Check services revenues are principally comprised of check warranty revenues and are generally based upon a percentage of the face amount of checks warranted. These fees are paid to us by gaming establishments. In some cases, gaming establishments pass on the fees to patrons. From 2002 to 2004, the face amount of checks warranted declined. In the fourth quarter of 2004, we introduced our Central Credit Check Warranty product, and its successful adoption in the marketplace has contributed to an increase in the face amount of checks warranted.
Other revenues consist primarily of Central Credit, LLC ("Central Credit") revenues that are based upon either a flat monthly unlimited usage fee or a variable fee structure driven by the volume of patron credit histories generated. Also included in Other revenues are revenues generated from Casino Marketing Services and revenues generated from Global Recovery Service revenues ("GRS"). This revenue results from a fee collected from GCA clients for research and investigation, using GCA's proprietary database to identify funds associated with individual credit card cash access and POS debit card transaction money transfers that were issued upon the completion of such a transaction for which a charge or debit was made to a cardholder's account but the bank draft was not successfully deposited by GCA's client.

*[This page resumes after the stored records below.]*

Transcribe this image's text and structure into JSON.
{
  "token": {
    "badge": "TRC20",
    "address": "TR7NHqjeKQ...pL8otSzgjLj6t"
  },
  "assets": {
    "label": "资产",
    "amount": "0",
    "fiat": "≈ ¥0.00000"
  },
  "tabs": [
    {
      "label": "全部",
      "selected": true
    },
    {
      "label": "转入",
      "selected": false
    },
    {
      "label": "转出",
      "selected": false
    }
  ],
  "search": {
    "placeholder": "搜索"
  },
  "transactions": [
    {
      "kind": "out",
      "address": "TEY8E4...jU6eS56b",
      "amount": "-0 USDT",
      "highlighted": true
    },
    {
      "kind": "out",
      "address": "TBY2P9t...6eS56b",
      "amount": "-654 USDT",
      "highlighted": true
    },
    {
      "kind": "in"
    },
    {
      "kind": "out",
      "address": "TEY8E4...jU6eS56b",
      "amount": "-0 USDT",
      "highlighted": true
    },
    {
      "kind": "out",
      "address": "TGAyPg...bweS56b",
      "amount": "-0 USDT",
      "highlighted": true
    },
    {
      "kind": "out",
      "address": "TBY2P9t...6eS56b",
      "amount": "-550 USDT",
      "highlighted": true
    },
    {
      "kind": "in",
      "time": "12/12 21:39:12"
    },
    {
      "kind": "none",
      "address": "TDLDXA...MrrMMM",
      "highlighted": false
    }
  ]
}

Our principal costs and expenses include:
Cost of revenues are costs and expenses directly related to the generation of revenue and exclude depreciation and amortization. For credit card cash access and POS debit card transactions, ATM transactions and, to a much lesser extent, check services, we pay a commission to the gaming establishment at which the transaction occurs. Commissions are the largest component of cost of revenues (exclusive of depreciation and amortization). We expect commissions to increase as a percentage of revenue as new contracts are signed or existing contracts are renewed. We pay credit card associations and POS debit networks interchange fees for services they provide in routing transactions through their networks. In addition, we pay fees to participate in various ATM networks. The amounts of these interchange fees are determined by the card associations and networks in their sole discretion, and are subject to increase in their discretion from time to time. Many of our cash access contracts enable us to pass through to our gaming establishment customers, who may in turn pass through to patrons, the amount of any increase in interchange or processing fees. In the past, the major card associations have increased interchange rates at least annually, and they may do so in the future. We pay connectivity and processing fees to our network services providers. We incur warranty expense when checks that we have warranted through our Central Credit Check Warranty service or that TeleCheck Recovery Services, Inc. ("TeleCheck") has warranted through its check warranty service are dishonored upon presentment for payment. Our contract with TeleCheck limits our warranty expense for checks warranted by TeleCheck to a maximum percentage of the total face amount of dishonored checks. We have no limits on warranty expense for our Central Credit Check Warranty service. Other cost of revenues (exclusive of depreciation and amortization) consists primarily of costs related to delivering our Central Credit service and our patron marketing activities. Operating expenses consist primarily of salaries and benefits, armored carrier expenses, bank fees, legal expenses, telecommunications expenses and the cost of repair and maintenance on our cash access devices.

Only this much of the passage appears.